Die Ursache liegt in ungleichmäßigen Lötkräften. Wenn auf einer Seite des Bauteils die Lotpaste schneller schmilzt oder mehr Lötmenge vorhanden ist, ziehen asymmetrische Oberflächenspannungen das Bauteil hoch. Dies kann durch unterschiedliche Pad‑Geometrien, unpräzisen Lotpastendruck, falsche Lötprofile oder ungleiche Bauteilbenetzung entstehen.

Der Grabsteineffekt führt zwangsläufig zu einer fehlerhaften elektrischen Verbindung und muss im Fertigungsprozess unbedingt vermieden werden.

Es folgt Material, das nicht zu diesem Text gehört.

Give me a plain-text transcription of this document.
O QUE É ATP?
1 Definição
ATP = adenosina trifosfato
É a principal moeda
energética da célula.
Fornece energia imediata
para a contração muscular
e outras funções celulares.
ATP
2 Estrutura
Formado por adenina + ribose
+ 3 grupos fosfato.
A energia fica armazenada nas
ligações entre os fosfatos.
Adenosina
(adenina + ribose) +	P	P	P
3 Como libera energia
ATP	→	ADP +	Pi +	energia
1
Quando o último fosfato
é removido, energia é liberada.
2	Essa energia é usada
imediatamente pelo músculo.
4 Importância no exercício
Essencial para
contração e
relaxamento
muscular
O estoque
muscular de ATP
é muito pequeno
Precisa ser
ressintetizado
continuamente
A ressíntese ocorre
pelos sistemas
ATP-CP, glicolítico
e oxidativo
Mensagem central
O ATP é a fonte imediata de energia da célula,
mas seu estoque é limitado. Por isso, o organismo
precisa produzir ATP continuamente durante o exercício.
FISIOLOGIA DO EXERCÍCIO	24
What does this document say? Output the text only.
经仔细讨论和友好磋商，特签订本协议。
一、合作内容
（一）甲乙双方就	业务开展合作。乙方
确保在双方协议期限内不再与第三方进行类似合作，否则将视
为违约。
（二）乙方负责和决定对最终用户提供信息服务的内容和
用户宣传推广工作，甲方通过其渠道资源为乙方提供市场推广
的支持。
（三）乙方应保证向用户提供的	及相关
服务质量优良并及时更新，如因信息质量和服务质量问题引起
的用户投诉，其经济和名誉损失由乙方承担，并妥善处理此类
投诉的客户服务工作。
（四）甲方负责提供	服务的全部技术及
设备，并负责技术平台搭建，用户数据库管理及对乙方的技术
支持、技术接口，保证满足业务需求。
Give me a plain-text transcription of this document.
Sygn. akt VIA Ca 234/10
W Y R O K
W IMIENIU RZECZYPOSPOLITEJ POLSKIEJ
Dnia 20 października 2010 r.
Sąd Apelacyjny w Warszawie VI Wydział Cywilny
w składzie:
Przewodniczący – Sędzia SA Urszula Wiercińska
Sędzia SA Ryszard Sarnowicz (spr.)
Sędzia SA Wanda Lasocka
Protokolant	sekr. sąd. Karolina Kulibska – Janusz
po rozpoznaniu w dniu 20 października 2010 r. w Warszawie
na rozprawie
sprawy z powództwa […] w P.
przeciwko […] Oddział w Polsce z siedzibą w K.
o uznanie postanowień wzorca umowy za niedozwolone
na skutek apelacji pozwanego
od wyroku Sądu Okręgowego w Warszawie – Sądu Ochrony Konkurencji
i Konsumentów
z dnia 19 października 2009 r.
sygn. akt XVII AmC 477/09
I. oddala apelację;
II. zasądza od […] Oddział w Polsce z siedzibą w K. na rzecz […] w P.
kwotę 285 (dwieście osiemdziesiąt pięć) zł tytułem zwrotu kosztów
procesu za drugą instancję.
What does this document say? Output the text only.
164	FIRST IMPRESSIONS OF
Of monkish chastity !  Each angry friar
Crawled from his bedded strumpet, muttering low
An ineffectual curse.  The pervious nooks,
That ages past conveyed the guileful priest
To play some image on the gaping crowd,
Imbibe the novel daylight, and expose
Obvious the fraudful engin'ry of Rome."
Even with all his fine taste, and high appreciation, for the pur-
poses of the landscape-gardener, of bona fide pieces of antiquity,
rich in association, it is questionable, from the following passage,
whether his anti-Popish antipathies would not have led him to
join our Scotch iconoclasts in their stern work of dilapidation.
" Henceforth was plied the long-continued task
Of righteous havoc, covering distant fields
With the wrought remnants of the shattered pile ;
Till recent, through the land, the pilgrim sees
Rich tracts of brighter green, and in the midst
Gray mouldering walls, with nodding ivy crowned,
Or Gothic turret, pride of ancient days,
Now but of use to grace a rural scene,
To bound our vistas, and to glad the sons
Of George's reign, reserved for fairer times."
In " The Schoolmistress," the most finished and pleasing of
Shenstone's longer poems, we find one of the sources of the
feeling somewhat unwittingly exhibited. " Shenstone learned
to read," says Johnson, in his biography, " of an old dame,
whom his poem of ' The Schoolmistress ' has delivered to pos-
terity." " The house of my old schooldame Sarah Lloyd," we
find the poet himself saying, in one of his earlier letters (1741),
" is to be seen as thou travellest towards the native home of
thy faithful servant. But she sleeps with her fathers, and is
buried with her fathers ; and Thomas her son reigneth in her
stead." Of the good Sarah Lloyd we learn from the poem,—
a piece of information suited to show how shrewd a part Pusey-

Gegenmaßnahmen umfassen optimierte Schablonendesigns, korrekte Menge und Verteilung der Lotpaste, definierte Reflow‑Kurven sowie der Einsatz moderner SPI‑Systeme zur Lotpasteninspektion.

Für Hersteller wie LEDtronix ist die Minimierung von Tombstoning wichtig, um hochwertige und zuverlässige Serienfertigungen sicherzustellen.